Замаливай, Господь с тобой! Я за твое здоровие калачиков по тюрьмам разнесу Пусть молятся за тебя заключенные-то
Жена не посмела его больше тревожить, укрылась халатом и умолкла.
* * *
Прошло уже несколько дней, как купец Оглотков сидел в части. Однажды поутру он вышел из арестантской комнаты и шел по коридору в сопровождении солдата, как вдруг сзади себя услышал следующий женский голос:
Служивый, погоди маленько! Дай заключенному калачика подать!
Оглотков обернулся и остолбенел. Перед ним стояла жена и держала в руках калач. Сзади нее виднелся старший приказчик Кузьма Федоров с корзинкою, наполненною пирогами и сайками.

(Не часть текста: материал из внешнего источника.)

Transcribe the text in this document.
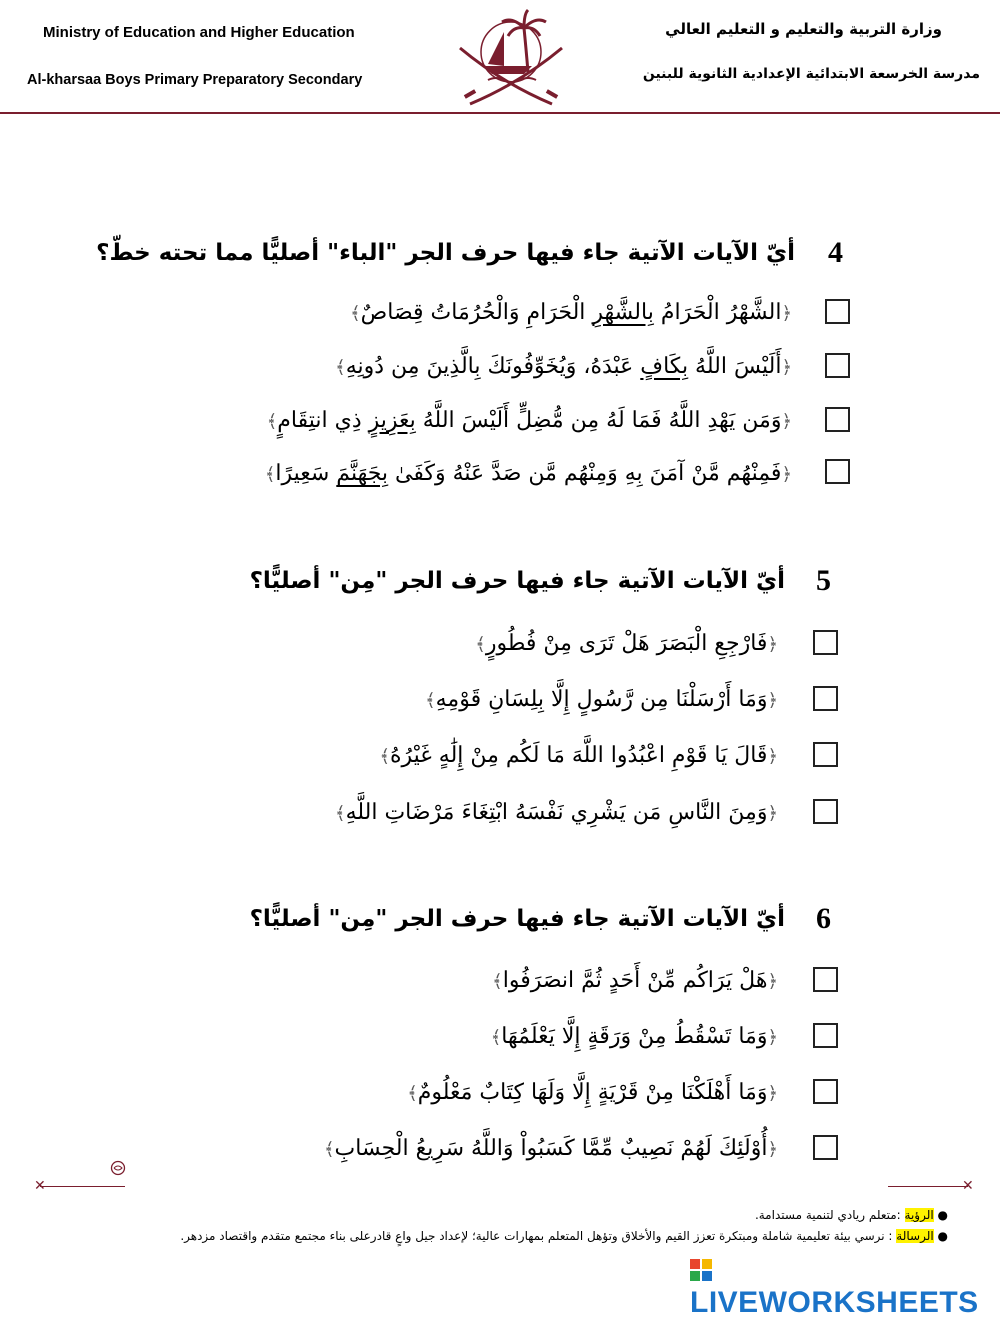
Ministry of Education and Higher Education
Al-kharsaa Boys Primary Preparatory Secondary
وزارة التربية والتعليم و التعليم العالي
مدرسة الخرسعة الابتدائية الإعدادية الثانوية للبنين
4
أيّ الآيات الآتية جاء فيها حرف الجر "الباء" أصليًّا مما تحته خطّ؟
﴿الشَّهْرُ الْحَرَامُ بِالشَّهْرِ الْحَرَامِ وَالْحُرُمَاتُ قِصَاصٌ﴾
﴿أَلَيْسَ اللَّهُ بِكَافٍ عَبْدَهُ، وَيُخَوِّفُونَكَ بِالَّذِينَ مِن دُونِهِ﴾
﴿وَمَن يَهْدِ اللَّهُ فَمَا لَهُ مِن مُّضِلٍّ أَلَيْسَ اللَّهُ بِعَزِيزٍ ذِي انتِقَامٍ﴾
﴿فَمِنْهُم مَّنْ آمَنَ بِهِ وَمِنْهُم مَّن صَدَّ عَنْهُ وَكَفَىٰ بِجَهَنَّمَ سَعِيرًا﴾
5
أيّ الآيات الآتية جاء فيها حرف الجر "مِن" أصليًّا؟
﴿فَارْجِعِ الْبَصَرَ هَلْ تَرَى مِنْ فُطُورٍ﴾
﴿وَمَا أَرْسَلْنَا مِن رَّسُولٍ إِلَّا بِلِسَانِ قَوْمِهِ﴾
﴿قَالَ يَا قَوْمِ اعْبُدُوا اللَّهَ مَا لَكُم مِنْ إِلَٰهٍ غَيْرُهُ﴾
﴿وَمِنَ النَّاسِ مَن يَشْرِي نَفْسَهُ ابْتِغَاءَ مَرْضَاتِ اللَّهِ﴾
6
أيّ الآيات الآتية جاء فيها حرف الجر "مِن" أصليًّا؟
﴿هَلْ يَرَاكُم مِّنْ أَحَدٍ ثُمَّ انصَرَفُوا﴾
﴿وَمَا تَسْقُطُ مِنْ وَرَقَةٍ إِلَّا يَعْلَمُهَا﴾
﴿وَمَا أَهْلَكْنَا مِنْ قَرْيَةٍ إِلَّا وَلَهَا كِتَابٌ مَعْلُومٌ﴾
﴿أُوْلَئِكَ لَهُمْ نَصِيبٌ مِّمَّا كَسَبُواْ وَاللَّهُ سَرِيعُ الْحِسَابِ﴾
✕	✕
● الرؤية :متعلم ريادي لتنمية مستدامة.
● الرسالة : نرسي بيئة تعليمية شاملة ومبتكرة تعزز القيم والأخلاق وتؤهل المتعلم بمهارات عالية؛ لإعداد جيل واعٍ قادرعلى بناء مجتمع متقدم واقتصاد مزدهر.
LIVEWORKSHEETS
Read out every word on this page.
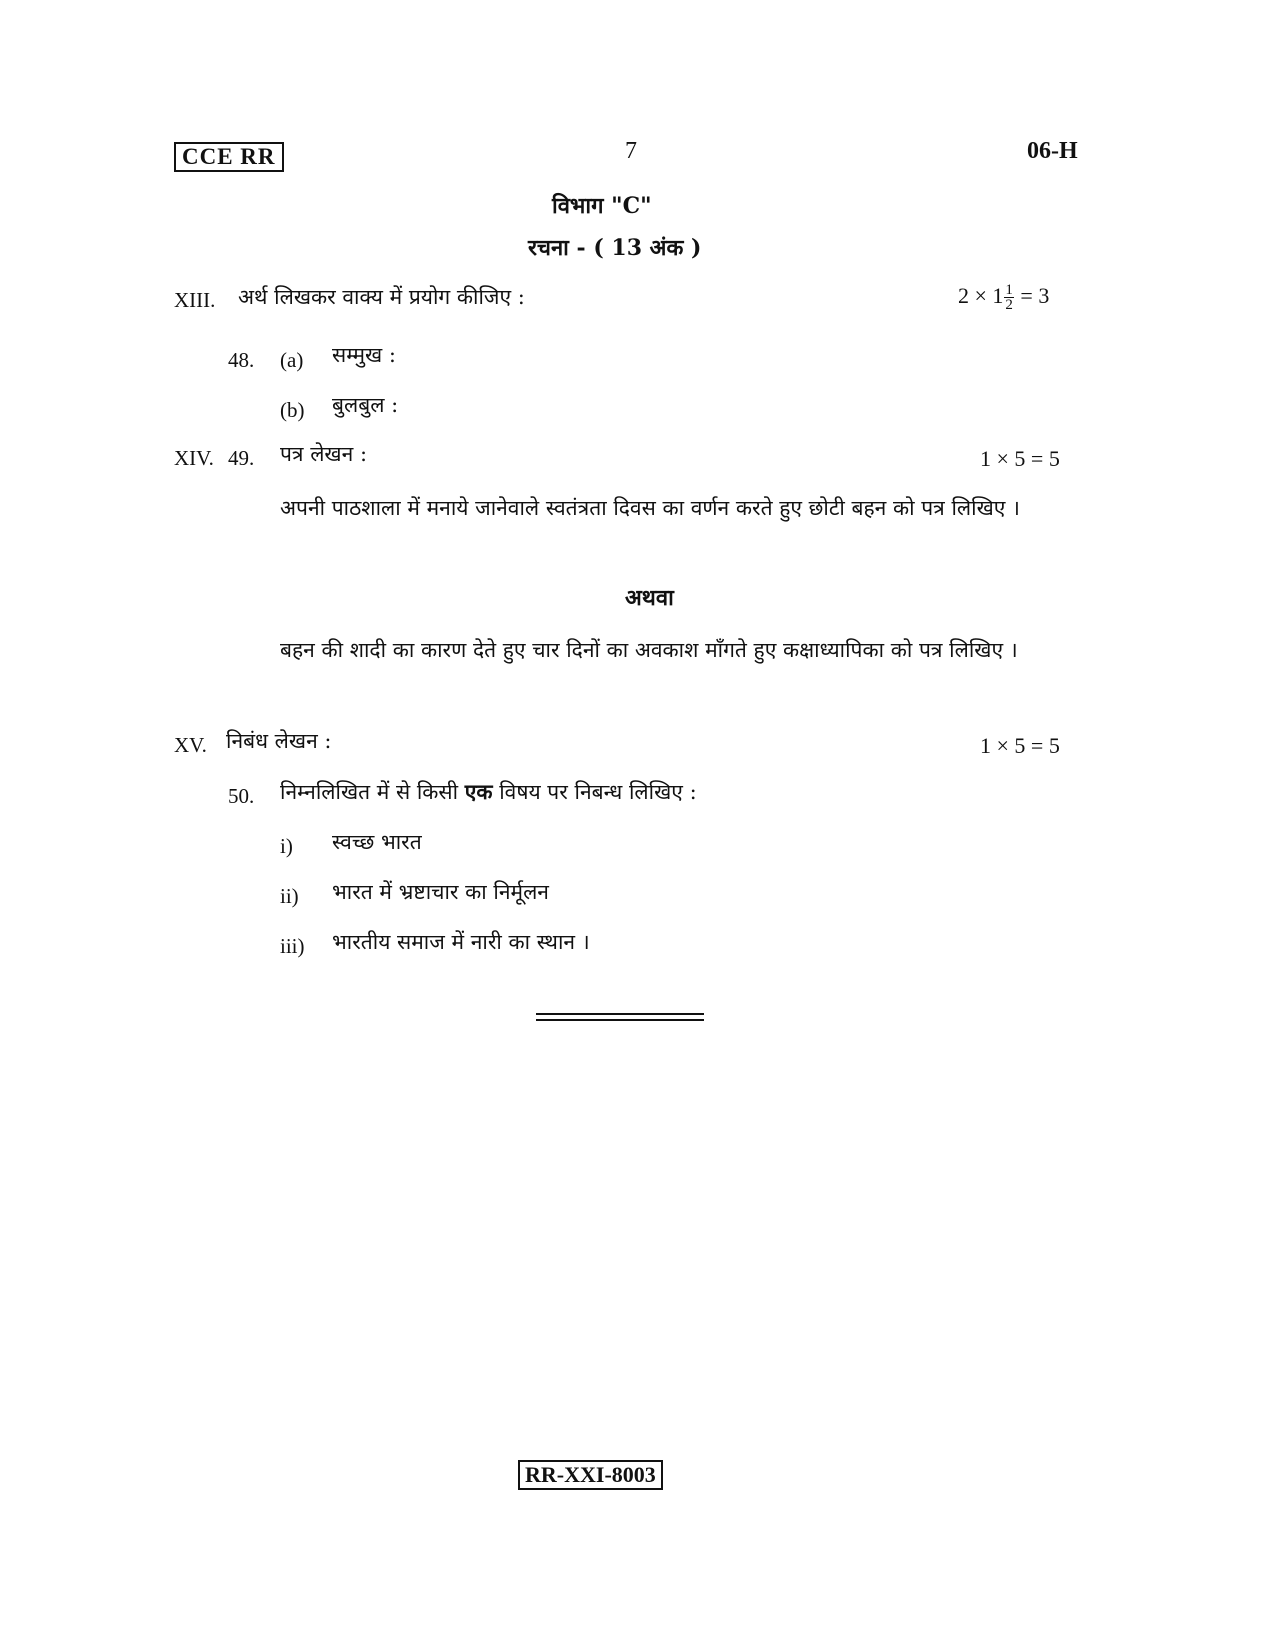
CCE RR	7	06-H
विभाग "C"
रचना - ( 13 अंक )
XIII. अर्थ लिखकर वाक्य में प्रयोग कीजिए :	$2 \times 1 \frac{1}{2} = 3$
48. (a) सम्मुख :
(b) बुलबुल :
XIV. 49. पत्र लेखन :	1 × 5 = 5
अपनी पाठशाला में मनाये जानेवाले स्वतंत्रता दिवस का वर्णन करते हुए छोटी बहन को पत्र लिखिए ।
अथवा
बहन की शादी का कारण देते हुए चार दिनों का अवकाश माँगते हुए कक्षाध्यापिका को पत्र लिखिए ।
XV. निबंध लेखन :	1 × 5 = 5
50. निम्नलिखित में से किसी एक विषय पर निबन्ध लिखिए :
i) स्वच्छ भारत
ii) भारत में भ्रष्टाचार का निर्मूलन
iii) भारतीय समाज में नारी का स्थान ।
RR-XXI-8003
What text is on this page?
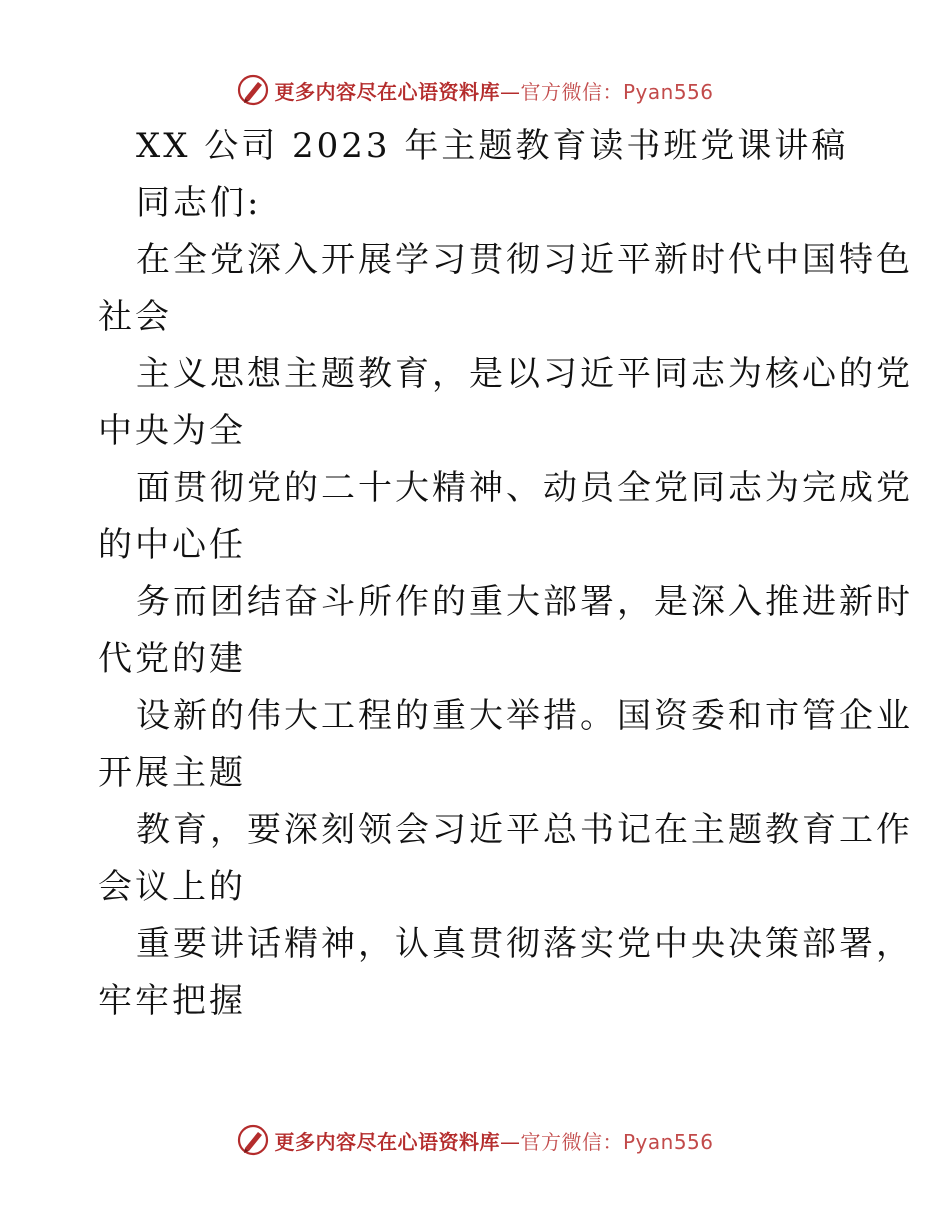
更多内容尽在心语资料库—官方微信：Pyan556
XX 公司 2023 年主题教育读书班党课讲稿
同志们:
在全党深入开展学习贯彻习近平新时代中国特色
社会
主义思想主题教育，是以习近平同志为核心的党
中央为全
面贯彻党的二十大精神、动员全党同志为完成党
的中心任
务而团结奋斗所作的重大部署，是深入推进新时
代党的建
设新的伟大工程的重大举措。国资委和市管企业
开展主题
教育，要深刻领会习近平总书记在主题教育工作
会议上的
重要讲话精神，认真贯彻落实党中央决策部署，
牢牢把握
更多内容尽在心语资料库—官方微信：Pyan556
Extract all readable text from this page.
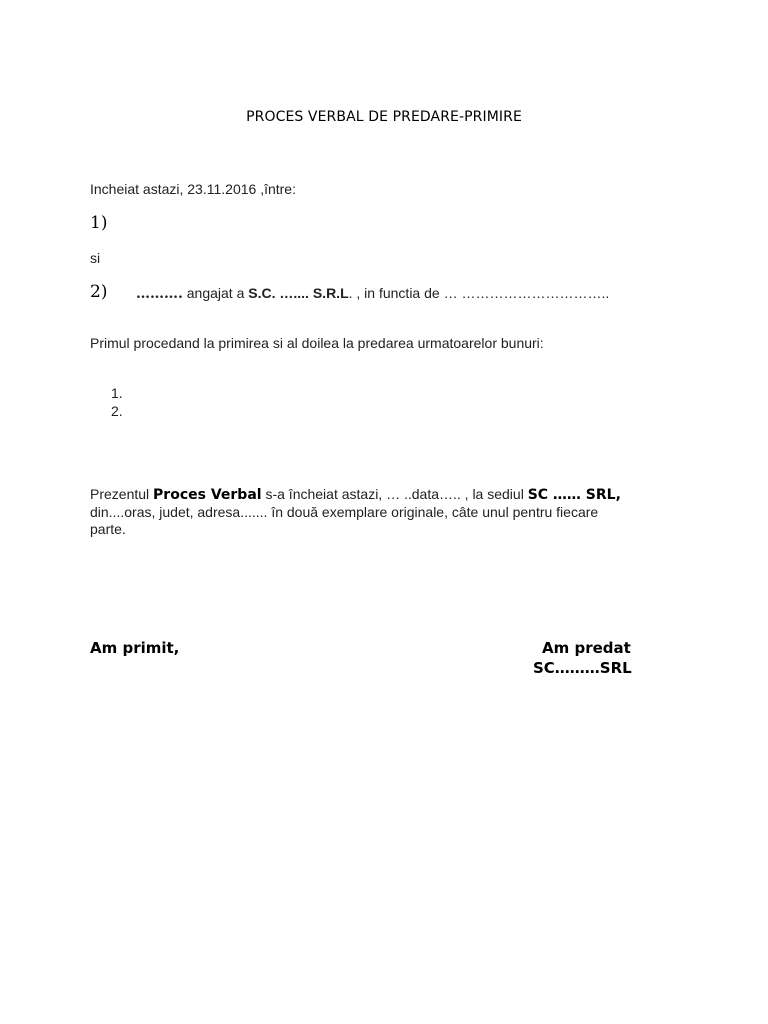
PROCES VERBAL DE PREDARE-PRIMIRE
Incheiat astazi, 23.11.2016 ,între:
1)
si
2) ………. angajat a S.C. ….... S.R.L. , in functia de … …………………………..
Primul procedand la primirea si al doilea la predarea urmatoarelor bunuri:
1.
2.
Prezentul Proces Verbal s-a încheiat astazi, … ..data….. , la sediul SC …… SRL,
din....oras, judet, adresa....... în două exemplare originale, câte unul pentru fiecare
parte.
Am primit,	Am predat
SC………SRL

Вы зачем здесь? крикнул Оглотков после некоторого молчания и ринулся на них с кулаками.
Приказчик в недоумении попятился, а Аграфена Гавриловна уронила из рук калач и, как сноп, опустилась на близстоящую скамейку.
Пожалуйте, господин купец, здесь драться не приказано. Идите, куда вам следовает, проговорил солдат и схватил Оглоткова за рукав.
Говельщик
С натуры
Великий пост. Первый час дня. В трактир входит пожилой купец и садится за стол около буфета.
Давненько у нас бывать не изволили, Родивон Захарыч приветствует его из-за стойки буфетчик.
По нынешним дням нашему брату и совсем бы по трактирам-то баловать не следовало, отвечал купец. Собери-ка чайку поскромнее.
Уж не говеть ли задумали?
Говею. Грешим, грешим, так тоже надо и о душе подумать.
Это точно-с.
Купец вздыхает. Служитель подает чай.
Это что же такое? спрашивает купец, указывая на блюдечко с сахаром.
Сахар-с отвечает служитель и пятится.
То-то сахар! Ты меня за кого считаешь? За татарина, что ли? Убери блюдечко и принеси медку или изюмцу
А ведь это, Родивон Захарыч, я полагаю, одна прокламация только, что вот, говорят, будто этот самый сахар бычачьей кровью очищается. Потому учтите, сколько бы этой крови потребовалось, замечает буфетчик.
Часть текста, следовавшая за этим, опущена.